At this point most people would give up and say the deck is no longer good. But in reality I over-tuned the deck to make it bad. So what I need to do is find a middle ground from the first build that was just a few cards off, and the build that we changed too much.

Temur Ascendancy v3 by Matt Mealing

With this main deck I recognized one of the problems from the start, the deck needs 24 land if it has 4 Nykthos. I also realized the importance of having a two mana symbol three drop to enable a powerful turn four or five Nykthos. The draw engine is pretty much the same as my first list, only replacing one four power guy with an enchantment. Going over the games I played in the first Daily and the PTQ it was very clear that I won games from the card advantage alone, so I wanted to make sure to keep that element in the main deck. Lastly in the main deck we give a nod to the importance of playing 1 Nylea, God of the Hunt. There are games where it matters having an indestructible creature, I think I under estimated how important it was to the deck.
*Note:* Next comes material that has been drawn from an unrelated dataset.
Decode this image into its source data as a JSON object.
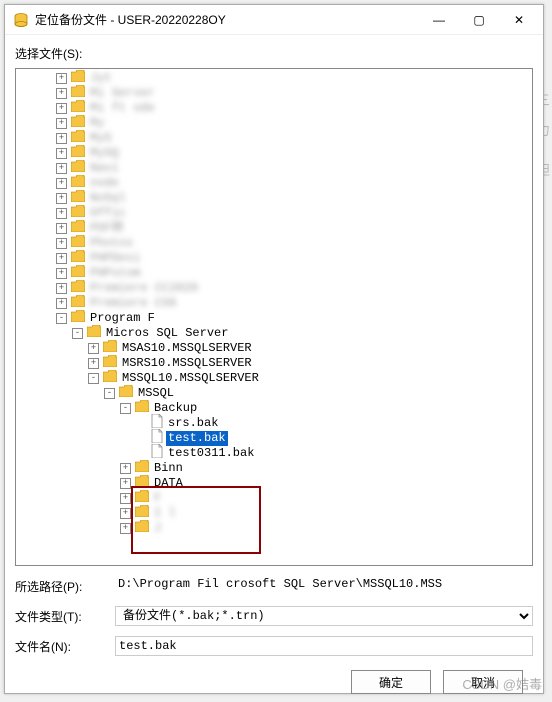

By now you all know how the infinite draw and mana combo works, so here are some other synergies and combos with the deck:

Infinite life: Some post board games you may find yourself with the infinite mana combo on the table, but no four power guy or Eidolon of Blossoms to have a draw engine. If you have a Nylea’s Disciple then that’s no problem! Use your infinate mana loop then use the Temur Sabertooth to repeatedly return the Nylea’s Disciple to hand to gain infinite life.

The X factor: Again you may be working towards a board state where you will have infinite mana but no card drawing engine. Don’t forget that you can sink that infinite mana into Crater’s Claws. I know it sounds basic but you can easily get too focused on the drawing the whole combo and forget about it.

Plague wind: The last of the mana sinks for infinite mana is Polukranos, World Eater. Just be careful not to play this into a removal spell.

The other draw engine: Sometimes you get draws of just small guys and Temur Ascendancy. If you have an Eidolon of Blossoms it’s important to play it before your Ascendancy so you can get the constellation trigger from the Eidolon when you play the Ascendancy to help dig to the combo. A pretty sweet play is when you play a Boon Satyr with an Ascendancy and Eidolon on the table and draw two cards.

The bouncing hydra: A line I like to take in midrange match ups is if I have eight mana and a Temur Saberbooth on the table, is to play a Genesis Hydra where X is 4 leaving two mana open. It can get you any card that it flips over as the main deck is all four casting cost or less, and we have two mana left to return it to our hand with the Sabertooth so we can cast it again each turn until we get too far ahead for them to catch up. This same trick works with Eidolon of Blossoms to draw an extra card a turn for two mana less.

I personally feel like this is a tier one deck in Standard right now, and it’s not even close to being fully explored. This will be my deck for the next three months, I will be writing about it and streaming the evolution of it for that whole time. All feedback and comments are appreciated, so feel free to leave them along. Now I am off to dance with the savages!